An influx of television shows flaunt the joys of farming characters and countryside, but sometimes fail to document the uncertain rhythms of disease, weather and family expectations. A handful of films, albeit on an independent scale, have tackled social issues in farming and the diverse folk who live and work in rural spaces. They are poignant works of cinema in their own right for capturing the tensions and synergies between nature and culture, as the storytelling gives a voice to rural communities. 

I couldn’t start without a mention of the myriad of children’s films which focus on farming life. The likes of Chicken Run, Charlotte’s Web or Babe focus on animals’ perspectives by drawing on a common theme which demonises a farmer for deciding their fate.
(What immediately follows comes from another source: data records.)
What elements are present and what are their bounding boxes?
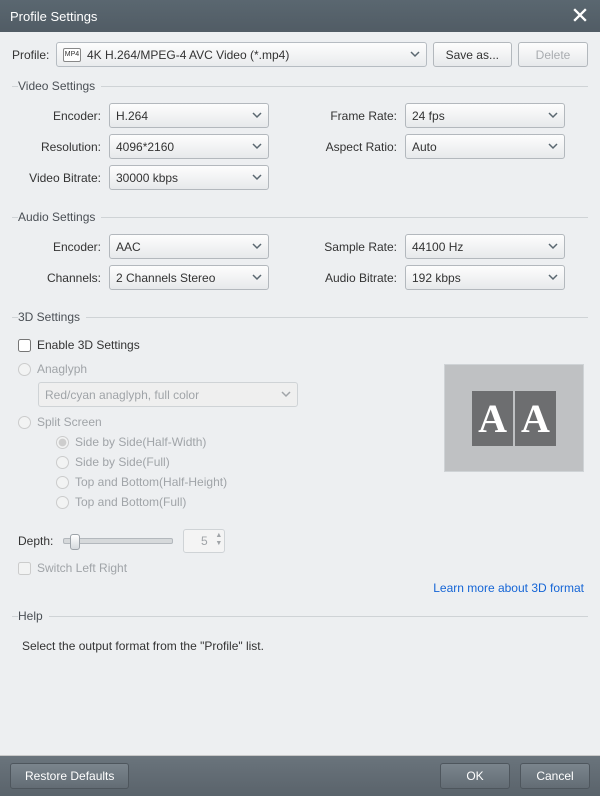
- video-bitrate-dropdown[interactable]: 30000 kbps: [109, 165, 269, 190]
- chevron-down-icon: [410, 48, 420, 62]
- depth-slider[interactable]: [63, 538, 173, 544]
- split-screen-label: Split Screen: [37, 415, 102, 429]
- sample-rate-label: Sample Rate:: [319, 240, 399, 254]
- mp4-icon: MP4: [63, 48, 81, 62]
- chevron-down-icon: [548, 109, 558, 123]
- switch-lr-label: Switch Left Right: [37, 561, 127, 575]
- anaglyph-value: Red/cyan anaglyph, full color: [45, 388, 275, 402]
- slider-thumb[interactable]: [70, 534, 80, 550]
- restore-defaults-button[interactable]: Restore Defaults: [10, 763, 129, 789]
- 3d-settings-group: 3D Settings Enable 3D Settings Anaglyph …: [12, 310, 588, 595]
- enable-3d-label: Enable 3D Settings: [37, 338, 140, 352]
- sbs-full-label: Side by Side(Full): [75, 455, 170, 469]
- tb-full-label: Top and Bottom(Full): [75, 495, 186, 509]
- help-group: Help Select the output format from the "…: [12, 609, 588, 653]
- aspect-value: Auto: [412, 140, 542, 154]
- audio-bitrate-value: 192 kbps: [412, 271, 542, 285]
- aspect-label: Aspect Ratio:: [319, 140, 399, 154]
- help-text: Select the output format from the "Profi…: [22, 639, 588, 653]
- close-icon: [573, 8, 587, 25]
- profile-selected: 4K H.264/MPEG-4 AVC Video (*.mp4): [87, 48, 404, 62]
- profile-label: Profile:: [12, 48, 50, 62]
- framerate-value: 24 fps: [412, 109, 542, 123]
- switch-lr-checkbox: Switch Left Right: [18, 561, 588, 575]
- depth-label: Depth:: [18, 534, 53, 548]
- window-title: Profile Settings: [10, 9, 570, 24]
- tb-half-radio: Top and Bottom(Half-Height): [56, 475, 444, 489]
- resolution-dropdown[interactable]: 4096*2160: [109, 134, 269, 159]
- video-encoder-value: H.264: [116, 109, 246, 123]
- sbs-half-radio: Side by Side(Half-Width): [56, 435, 444, 449]
- chevron-down-icon: [252, 271, 262, 285]
- audio-bitrate-label: Audio Bitrate:: [319, 271, 399, 285]
- chevron-down-icon: [548, 271, 558, 285]
- spinner-arrows: ▲▼: [215, 532, 222, 547]
- aa-icon: AA: [472, 391, 556, 446]
- sbs-full-radio: Side by Side(Full): [56, 455, 444, 469]
- profile-row: Profile: MP4 4K H.264/MPEG-4 AVC Video (…: [12, 42, 588, 67]
- video-settings-group: Video Settings Encoder: H.264 Frame Rate…: [12, 79, 588, 196]
- audio-bitrate-dropdown[interactable]: 192 kbps: [405, 265, 565, 290]
- tb-half-label: Top and Bottom(Half-Height): [75, 475, 227, 489]
- anaglyph-label: Anaglyph: [37, 362, 87, 376]
- chevron-down-icon: [252, 171, 262, 185]
- tb-full-radio-input: [56, 496, 69, 509]
- video-bitrate-label: Video Bitrate:: [18, 171, 103, 185]
- help-legend: Help: [18, 609, 49, 623]
- chevron-down-icon: [281, 388, 291, 402]
- sbs-half-label: Side by Side(Half-Width): [75, 435, 206, 449]
- anaglyph-radio-input: [18, 363, 31, 376]
- channels-value: 2 Channels Stereo: [116, 271, 246, 285]
- chevron-down-icon: [252, 109, 262, 123]
- video-encoder-label: Encoder:: [18, 109, 103, 123]
- 3d-legend: 3D Settings: [18, 310, 86, 324]
- tb-full-radio: Top and Bottom(Full): [56, 495, 444, 509]
- audio-encoder-dropdown[interactable]: AAC: [109, 234, 269, 259]
- depth-spinner: 5 ▲▼: [183, 529, 225, 553]
- learn-more-3d-link[interactable]: Learn more about 3D format: [433, 581, 584, 595]
- resolution-value: 4096*2160: [116, 140, 246, 154]
- video-bitrate-value: 30000 kbps: [116, 171, 246, 185]
- channels-dropdown[interactable]: 2 Channels Stereo: [109, 265, 269, 290]
- chevron-down-icon: [548, 140, 558, 154]
- delete-button: Delete: [518, 42, 588, 67]
- resolution-label: Resolution:: [18, 140, 103, 154]
- ok-button[interactable]: OK: [440, 763, 510, 789]
- 3d-preview: AA: [444, 364, 584, 472]
- profile-dropdown[interactable]: MP4 4K H.264/MPEG-4 AVC Video (*.mp4): [56, 42, 427, 67]
- enable-3d-input[interactable]: [18, 339, 31, 352]
- footer: Restore Defaults OK Cancel: [0, 756, 600, 796]
- content-area: Profile: MP4 4K H.264/MPEG-4 AVC Video (…: [0, 32, 600, 756]
- enable-3d-checkbox[interactable]: Enable 3D Settings: [18, 338, 588, 352]
- sbs-half-radio-input: [56, 436, 69, 449]
- audio-encoder-label: Encoder:: [18, 240, 103, 254]
- split-screen-radio-input: [18, 416, 31, 429]
- framerate-label: Frame Rate:: [319, 109, 399, 123]
- audio-legend: Audio Settings: [18, 210, 101, 224]
- sbs-full-radio-input: [56, 456, 69, 469]
- save-as-button[interactable]: Save as...: [433, 42, 512, 67]
- anaglyph-radio: Anaglyph: [18, 362, 444, 376]
- close-button[interactable]: [570, 6, 590, 26]
- audio-settings-group: Audio Settings Encoder: AAC Sample Rate:…: [12, 210, 588, 296]
- aspect-dropdown[interactable]: Auto: [405, 134, 565, 159]
- channels-label: Channels:: [18, 271, 103, 285]
- chevron-down-icon: [252, 140, 262, 154]
- framerate-dropdown[interactable]: 24 fps: [405, 103, 565, 128]
- chevron-down-icon: [548, 240, 558, 254]
- sample-rate-value: 44100 Hz: [412, 240, 542, 254]
- cancel-button[interactable]: Cancel: [520, 763, 590, 789]
- chevron-down-icon: [252, 240, 262, 254]
- video-legend: Video Settings: [18, 79, 101, 93]
- tb-half-radio-input: [56, 476, 69, 489]
- sample-rate-dropdown[interactable]: 44100 Hz: [405, 234, 565, 259]
- depth-value: 5: [201, 534, 208, 548]
- titlebar: Profile Settings: [0, 0, 600, 32]
- anaglyph-dropdown: Red/cyan anaglyph, full color: [38, 382, 298, 407]
- audio-encoder-value: AAC: [116, 240, 246, 254]
- video-encoder-dropdown[interactable]: H.264: [109, 103, 269, 128]
- switch-lr-input: [18, 562, 31, 575]
- split-screen-radio: Split Screen: [18, 415, 444, 429]
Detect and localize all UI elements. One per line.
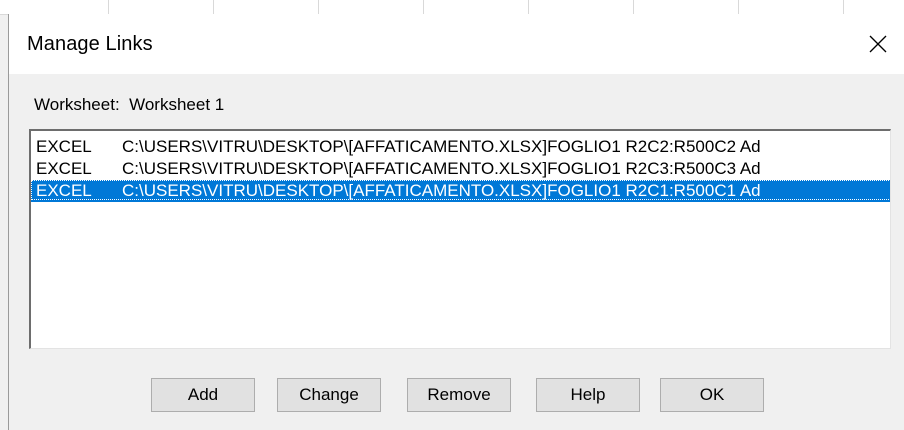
remove-button[interactable]: Remove: [407, 378, 511, 412]
column-divider: [318, 0, 319, 14]
add-button[interactable]: Add: [151, 378, 255, 412]
ok-button[interactable]: OK: [660, 378, 764, 412]
link-row-selected[interactable]: EXCEL C:\USERS\VITRU\DESKTOP\[AFFATICAME…: [31, 180, 890, 202]
link-type: EXCEL: [36, 181, 92, 200]
link-row[interactable]: EXCEL C:\USERS\VITRU\DESKTOP\[AFFATICAME…: [31, 136, 890, 158]
link-type: EXCEL: [36, 159, 92, 178]
link-path: C:\USERS\VITRU\DESKTOP\[AFFATICAMENTO.XL…: [122, 181, 761, 200]
link-row[interactable]: EXCEL C:\USERS\VITRU\DESKTOP\[AFFATICAME…: [31, 158, 890, 180]
column-divider: [843, 0, 844, 14]
column-divider: [528, 0, 529, 14]
close-icon: [869, 35, 887, 53]
dialog-title: Manage Links: [27, 33, 153, 55]
column-divider: [213, 0, 214, 14]
dialog-titlebar[interactable]: Manage Links: [9, 14, 904, 74]
link-path: C:\USERS\VITRU\DESKTOP\[AFFATICAMENTO.XL…: [122, 137, 761, 156]
column-divider: [108, 0, 109, 14]
change-button[interactable]: Change: [277, 378, 381, 412]
link-type: EXCEL: [36, 137, 92, 156]
close-button[interactable]: [860, 26, 896, 62]
column-divider: [423, 0, 424, 14]
background-window-strip: [0, 0, 904, 15]
link-path: C:\USERS\VITRU\DESKTOP\[AFFATICAMENTO.XL…: [122, 159, 761, 178]
column-divider: [633, 0, 634, 14]
manage-links-dialog: Manage Links Worksheet: Worksheet 1 EXCE…: [8, 14, 904, 430]
column-divider: [738, 0, 739, 14]
links-listbox[interactable]: EXCEL C:\USERS\VITRU\DESKTOP\[AFFATICAME…: [29, 129, 891, 349]
help-button[interactable]: Help: [536, 378, 640, 412]
worksheet-label: Worksheet: Worksheet 1: [34, 95, 225, 114]
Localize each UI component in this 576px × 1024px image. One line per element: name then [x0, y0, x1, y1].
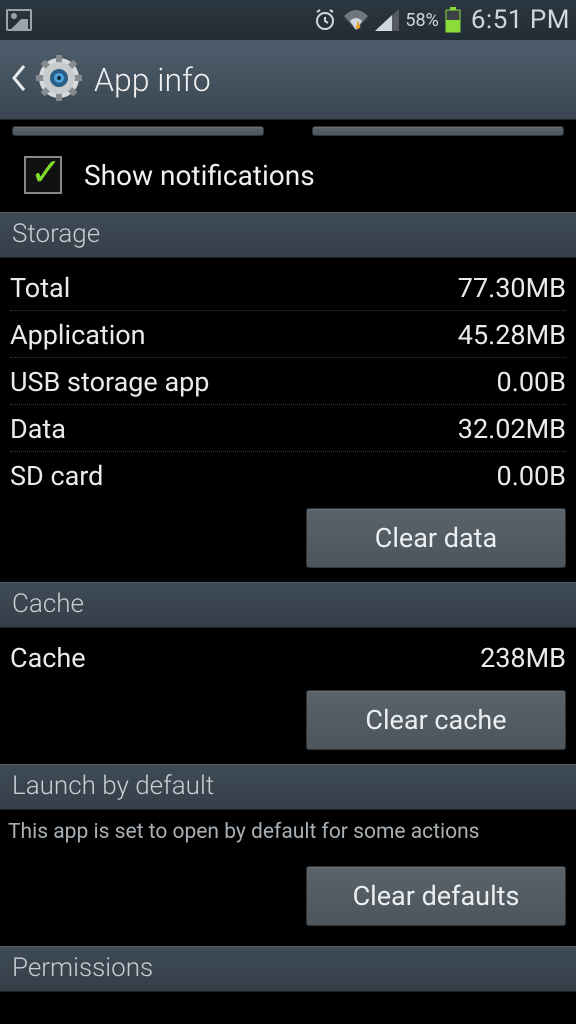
clear-cache-label: Clear cache: [365, 704, 506, 736]
gear-icon: [36, 55, 82, 105]
launch-header: Launch by default: [0, 764, 576, 810]
row-label: Data: [10, 413, 66, 445]
storage-header-label: Storage: [12, 219, 100, 249]
clear-defaults-button[interactable]: Clear defaults: [306, 866, 566, 926]
storage-row-data: Data 32.02MB: [10, 405, 566, 452]
storage-row-total: Total 77.30MB: [10, 264, 566, 311]
signal-icon: [375, 9, 399, 31]
row-label: USB storage app: [10, 366, 209, 398]
row-label: Total: [10, 272, 70, 304]
show-notifications-row[interactable]: ✓ Show notifications: [0, 144, 576, 212]
row-label: Application: [10, 319, 146, 351]
alarm-icon: [313, 8, 337, 32]
picture-icon: [6, 9, 32, 31]
clear-cache-button[interactable]: Clear cache: [306, 690, 566, 750]
row-value: 0.00B: [497, 366, 566, 398]
page-title: App info: [94, 61, 211, 99]
partial-button-left[interactable]: [12, 126, 264, 136]
row-value: 0.00B: [497, 460, 566, 492]
clear-data-button[interactable]: Clear data: [306, 508, 566, 568]
cache-header: Cache: [0, 582, 576, 628]
row-value: 32.02MB: [458, 413, 566, 445]
row-label: SD card: [10, 460, 103, 492]
clear-data-label: Clear data: [375, 522, 497, 554]
row-value: 77.30MB: [458, 272, 566, 304]
battery-percent: 58%: [405, 10, 438, 31]
permissions-header-label: Permissions: [12, 953, 153, 983]
storage-row-application: Application 45.28MB: [10, 311, 566, 358]
back-icon[interactable]: [10, 62, 30, 98]
title-bar[interactable]: App info: [0, 40, 576, 120]
partial-button-right[interactable]: [312, 126, 564, 136]
storage-row-usb: USB storage app 0.00B: [10, 358, 566, 405]
clear-defaults-label: Clear defaults: [353, 880, 520, 912]
storage-header: Storage: [0, 212, 576, 258]
status-bar: 58% 6:51 PM: [0, 0, 576, 40]
launch-info-text: This app is set to open by default for s…: [0, 810, 576, 856]
row-value: 238MB: [480, 642, 566, 674]
storage-rows: Total 77.30MB Application 45.28MB USB st…: [0, 258, 576, 498]
show-notifications-label: Show notifications: [84, 159, 315, 192]
clock-text: 6:51 PM: [471, 5, 570, 35]
cache-row: Cache 238MB: [10, 634, 566, 680]
permissions-header: Permissions: [0, 946, 576, 992]
row-value: 45.28MB: [458, 319, 566, 351]
checkmark-icon: ✓: [30, 154, 62, 192]
battery-icon: [445, 7, 461, 33]
cache-header-label: Cache: [12, 589, 84, 619]
cache-rows: Cache 238MB: [0, 628, 576, 680]
launch-header-label: Launch by default: [12, 771, 214, 801]
wifi-icon: [343, 9, 369, 31]
row-label: Cache: [10, 642, 86, 674]
storage-row-sdcard: SD card 0.00B: [10, 452, 566, 498]
partial-buttons-row: [0, 126, 576, 136]
show-notifications-checkbox[interactable]: ✓: [24, 156, 62, 194]
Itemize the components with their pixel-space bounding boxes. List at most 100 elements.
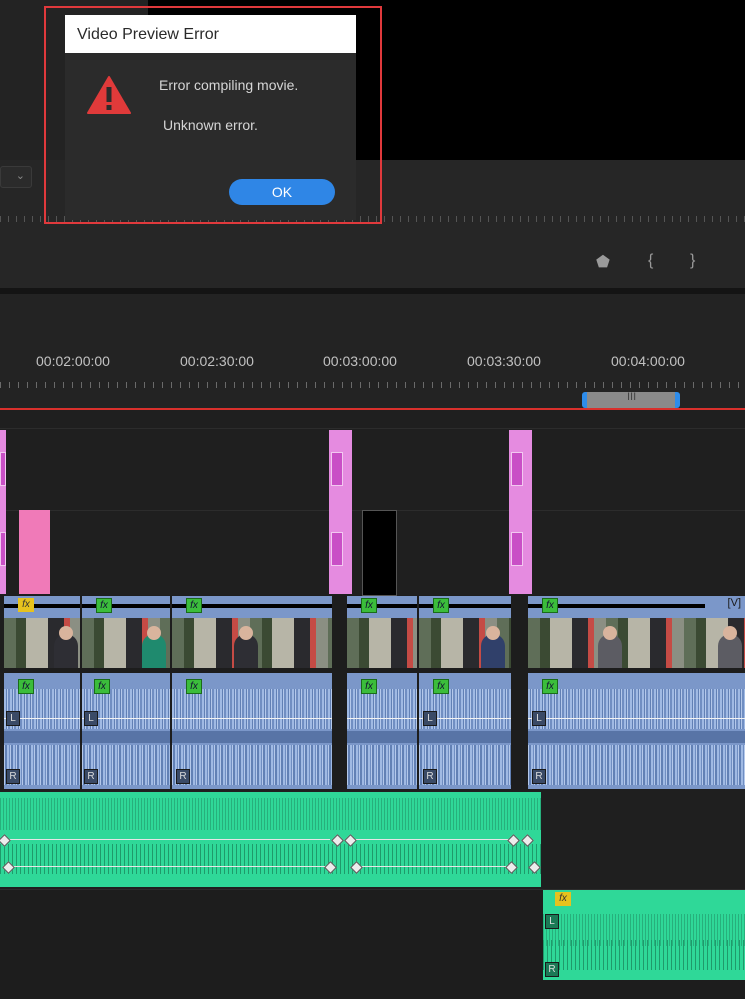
fx-badge[interactable]: fx [542, 598, 558, 613]
video-clip[interactable]: fx [419, 596, 513, 668]
channel-right-label: R [176, 769, 190, 784]
mark-in-icon[interactable]: { [648, 252, 653, 270]
track-divider [0, 428, 745, 429]
channel-gap [172, 731, 332, 743]
video-clip[interactable]: fx [V] [528, 596, 745, 668]
thumbnail-face [723, 626, 737, 640]
video-clip[interactable]: fx [347, 596, 419, 668]
transition-marker[interactable] [331, 532, 343, 566]
title-clip[interactable] [19, 510, 50, 594]
clip-thumbnails [347, 618, 417, 668]
dialog-titlebar[interactable]: Video Preview Error [65, 15, 356, 53]
audio-clip[interactable]: fx L R [4, 673, 82, 789]
transition-marker[interactable] [511, 452, 523, 486]
transition-marker[interactable] [331, 452, 343, 486]
fx-badge[interactable]: fx [96, 598, 112, 613]
audio-clip[interactable]: fx L R [419, 673, 513, 789]
thumbnail-face [239, 626, 253, 640]
timecode-label: 00:02:00:00 [36, 353, 110, 369]
waveform-right [172, 745, 332, 785]
zoom-dropdown[interactable]: ⌄ [0, 166, 32, 188]
channel-left-label: L [545, 914, 559, 929]
clip-thumbnails [82, 618, 170, 668]
fx-badge[interactable]: fx [542, 679, 558, 694]
clip-title: [V] [727, 597, 741, 609]
video-preview-error-dialog: Video Preview Error Error compiling movi… [65, 15, 356, 220]
clip-title-bar [4, 604, 80, 608]
waveform-left [0, 798, 541, 830]
audio-clip[interactable]: fx R [172, 673, 334, 789]
volume-line[interactable] [528, 718, 745, 719]
waveform-left [528, 689, 745, 729]
warning-icon [87, 76, 131, 114]
chevron-down-icon: ⌄ [15, 170, 25, 182]
transition-marker[interactable] [0, 532, 6, 566]
volume-keyframe-line[interactable] [350, 839, 512, 840]
video-clip[interactable]: fx [82, 596, 172, 668]
channel-gap [528, 731, 745, 743]
transition-marker[interactable] [0, 452, 6, 486]
dialog-message-detail: Unknown error. [163, 117, 258, 133]
thumbnail-face [603, 626, 617, 640]
fx-badge[interactable]: fx [18, 598, 34, 612]
channel-gap [4, 731, 80, 743]
channel-left-label: L [6, 711, 20, 726]
timecode-label: 00:02:30:00 [180, 353, 254, 369]
timeline-ruler[interactable] [0, 376, 745, 390]
volume-line[interactable] [172, 718, 332, 719]
audio-clip[interactable]: fx [347, 673, 419, 789]
waveform-right [528, 745, 745, 785]
waveform-right [0, 844, 541, 874]
fx-badge[interactable]: fx [361, 598, 377, 613]
volume-keyframe-line[interactable] [4, 866, 330, 867]
audio-clip[interactable]: fx L R [82, 673, 172, 789]
volume-line[interactable] [347, 718, 417, 719]
music-clip[interactable] [0, 792, 541, 887]
volume-keyframe-line[interactable] [356, 866, 510, 867]
dialog-message: Error compiling movie. [159, 77, 299, 93]
fx-badge[interactable]: fx [555, 892, 571, 906]
timecode-label: 00:03:00:00 [323, 353, 397, 369]
volume-keyframe-line[interactable] [4, 839, 330, 840]
fx-badge[interactable]: fx [433, 679, 449, 694]
marker-icon[interactable]: ⬟ [596, 252, 610, 272]
mark-out-icon[interactable]: } [690, 252, 695, 270]
music-clip[interactable]: fx L R [543, 890, 745, 980]
fx-badge[interactable]: fx [18, 679, 34, 694]
waveform-left [347, 689, 417, 729]
video-clip[interactable]: fx [4, 596, 82, 668]
channel-right-label: R [84, 769, 98, 784]
video-track-3 [0, 410, 745, 510]
transition-marker[interactable] [511, 532, 523, 566]
clip-thumbnails [172, 618, 332, 668]
timecode-label: 00:03:30:00 [467, 353, 541, 369]
waveform-right [543, 940, 745, 970]
video-clip[interactable]: fx [172, 596, 334, 668]
black-video-clip[interactable] [362, 510, 397, 596]
fx-badge[interactable]: fx [186, 598, 202, 613]
dialog-title: Video Preview Error [77, 26, 219, 43]
timeline-zoom-scrollbar[interactable]: III [582, 391, 680, 408]
channel-right-label: R [545, 962, 559, 977]
fx-badge[interactable]: fx [433, 598, 449, 613]
channel-gap [347, 731, 417, 743]
waveform-right [347, 745, 417, 785]
audio-clip[interactable]: fx L R [528, 673, 745, 789]
thumbnail-face [59, 626, 73, 640]
channel-left-label: L [423, 711, 437, 726]
channel-gap [82, 731, 170, 743]
channel-right-label: R [423, 769, 437, 784]
timecode-label: 00:04:00:00 [611, 353, 685, 369]
thumbnail-face [486, 626, 500, 640]
scroll-grip-icon: III [627, 391, 637, 403]
fx-badge[interactable]: fx [361, 679, 377, 694]
fx-badge[interactable]: fx [186, 679, 202, 694]
channel-left-label: L [84, 711, 98, 726]
channel-right-label: R [532, 769, 546, 784]
clip-thumbnails [419, 618, 511, 668]
fx-badge[interactable]: fx [94, 679, 110, 694]
clip-title-bar [347, 604, 417, 608]
clip-thumbnails [528, 618, 745, 668]
channel-right-label: R [6, 769, 20, 784]
ok-button[interactable]: OK [229, 179, 335, 205]
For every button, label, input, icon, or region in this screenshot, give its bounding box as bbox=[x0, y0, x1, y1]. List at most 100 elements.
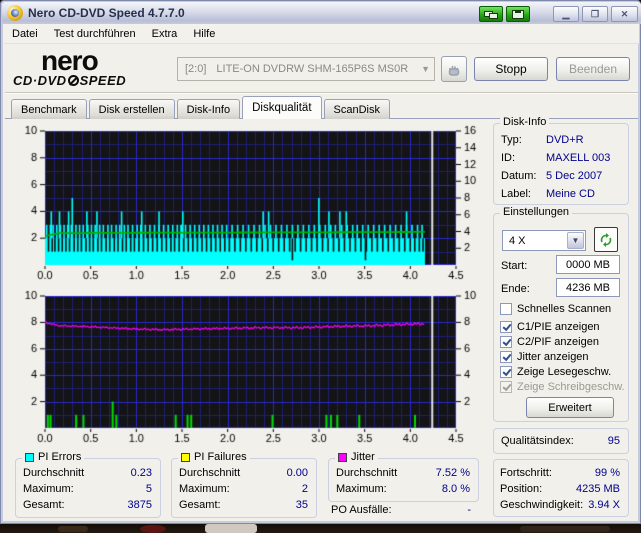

By looking through the eyes of a livestock animal, they are given agency which lets us consider the boundary-making between humans and animals, as well as the differences between types of animals. After all, if Babe’s status is repurposed as a sheep-pig, it enables her to live for longer as a colleague rather than food!

Moving to the (human) faces behind farming, these films aren’t for the faint-hearted. They offer an insight into the emotional experiences, such as grief and guilt, that can underpin family farming and transform relationships with the land from idyllic to haunting. Whether you are a Yorkshire native, farming fan or film buff, these are worth a watch if you appreciate ways of seeing that make you think. They may be works of fiction, but are a refreshing commentary on the social sustainability of farming without relying on sentimentality. 

The Levelling (2016)

A farmer’s daughter moves back to the family farm in Somerset to work with her father after her brother’s death. She is greeted by a farm bearing flooding, disease and financial struggles which exacerbate fraught relationships with those who resent her for leaving to become a vet. 

Dark River (2018) 

Along similar lines for portraying mental illness as a result of a traumatic upbringing, a farmer’s daughter moves back to the family farm in Yorkshire after her father’s death. In dispute with her brother about the succession of the farm, she faces the burden of inherited practices that threaten her chances of taking over the tenancy.

God’s Own Country (2017) 

A farmer’s son takes over the farm in Yorkshire, following the illness of his father. The film follows the relationship developed with a migrant worker who is drafted in for lambing season, to explore questions of masculinity, sexuality and isolation in the most uplifting fashion of these three picks. The authenticity undoubtedly comes from the fact that the cast worked as farmers in preparation for filming.

Together these films portray resilience. Farming is deemed more than a job, as in all their cases a farmer is succeeded due to incapacity rather than retirement. There is a sense that farming is a calling, yet the stereotypes surrounding what a typical farmer is like must be resisted to achieve belonging. We are reminded that the passion and resources for farming can be inherited, but progressive farming practices and relationships emerge as a result of identities, such as age, gender and sexuality which challenge traditional farming cultures. 

What portrayals of farming or rural life in popular culture have stood out for you?